Colombia, on behalf of the G-77 and China, proposed that the CSD establish an "intersessional intergovernmental ad hoc open-ended working group" of experts to assist the CSD, coordinated by the Bureau, with financial and technical support from the Secretary-General. Austria expressed concern that the CSD should not give away its most important task of reviewing the adequacy of financial resources by decentralizing it into a permanent consultative process. The US, Japan, Australia, Norway and Iceland argued for flexibility to allow for innovation, effectiveness and a variety of approaches. The G-77 expressed concern that the consultative process should not be delegated to the Secretariat, fearing that Governments would lose contact with the process and be presented with surprises on the eve of the next session. The EC suggested the possibility of regional consultative processes. India responded that the trend is toward globalization of decision making related to sustainable development and there should not be regional consultations. Austria was concerned that the CSD would become superficial if it met only once a year and supported the value of regional inputs.
One question raised was whether the working group should be intergovernmental and, if so, would it take political decisions or be technically oriented. The US argued for procedural guidelines and time-frames within a non-exclusive intergovernmental process and asked about the need for additional resources for this process. The Philippines said that instead of amorphous consultations organized by the Secretary-General, an intergovernmental process would be more transparent.

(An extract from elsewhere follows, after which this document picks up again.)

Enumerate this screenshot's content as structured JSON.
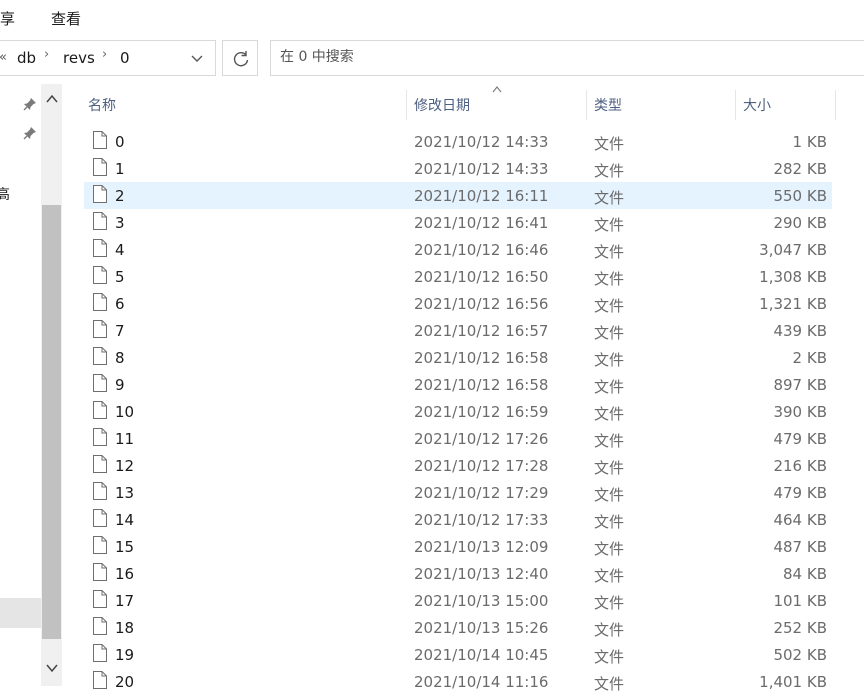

On Monday, 21 June, discussion of finance moved back into the Plenary under Amb. Razali. He resumed discussion of paragraph 6 of the G-77's draft and said there was a proposal that might allow resolution on intersessional meetings if the term "intergovernmental" was deleted. Colombia responded that the G-77 has some difficulties removing the word "intergovernmental." He added that no one was suggesting that this ad hoc committee become a decision-making body, yet countries must have a way to speak on the elements to be discussed. Colombia added that nominations should be made by CSD members and the Bureau can invite other experts to make contributions. Egypt proposed inserting a phrase to ensure that the working group reports back to the Commission. Pakistan suggested: "The Commission decides to establish an intersessional ad hoc open-ended working group composed of experts nominated by Governments of the Commission to undertake the following tasks:..." Denmark, Australia, Norway, the US and the Russian Federation were able to support both of these proposals.
The final formulation agreed to in paragraph 7 of L.5/Rev.1 states that the Commission decided to establish an "intersessional ad hoc, open-ended working group composed of Governments", which would nominate experts in order to assist the Commission in the following tasks: (a) monitor and review the requirements, availability and adequacy of financial resources for the implementation of different clusters of Agenda 21; (b) monitor and analyze various factors that influence the flow of financial and economic resources, such as debt relief, terms of trade, commodity prices, market access and private foreign investment; and (c) develop a policy framework for the mobilization of financial resources towards a balanced implementation of all aspects of Agenda 21. Paragraph 8 requests the Bureau to coordinate the work of the open-ended ad hoc working group and Paragraph 9 states that the Commission will decide on the agenda and procedures for the working group, which will report its findings to the Commission. Paragraph 10 ensures that the working group will interact with NGOs and major groups.
One problem that persisted in both the negotiations on finance and technology was the treatment of countries with economies in transition. Consensus was finally reached between the G-77 and the Russian Federation on paragraph 2 of L.5 on finance, which deals with ensuring a supportive international economic climate, now concludes, "The Commission highlighted in this context the importance of making further progress in areas such as debt relief, in particular for developing countries, as well as encouraging free trade and access to markets.... particularly for developing countries and countries undergoing the process of transition to a market economy."
The other paragraphs in the final document are as follows: Paragraph 1 stresses the need for effective and early implementation of all commitments contained in Chapter 33 of Agenda 21. Paragraph 3 stresses the importance of promoting sustainable development through trade liberalization and mutually supportive trade and environment policies. It also mentions that structural adjustment should not have a negative impact on the environment and the social and economic situation of developing countries. Paragraph 4 welcomes the initiatives of some donor countries with respect to debt relief. Paragraph 5 urges international financial institutions, regional and sub-regional banks and UN and other international institutions to play an increased and more effective role in the provision of new and additional financial resources for Agenda 21 implementation. Paragraph 6 requests the Secretary-General to use OECD data on resource flows to fulfill its responsibilities in reviewing and monitoring financial flows. Paragraphs 11 and 12 address reporting by Governments and international organizations. Paragraph 13 stresses the importance of several aspects of GEF replenishment and paragraph 14 addresses the need to ensure that the programme budgets of international organizations dealing with environment and development receive adequate financial support.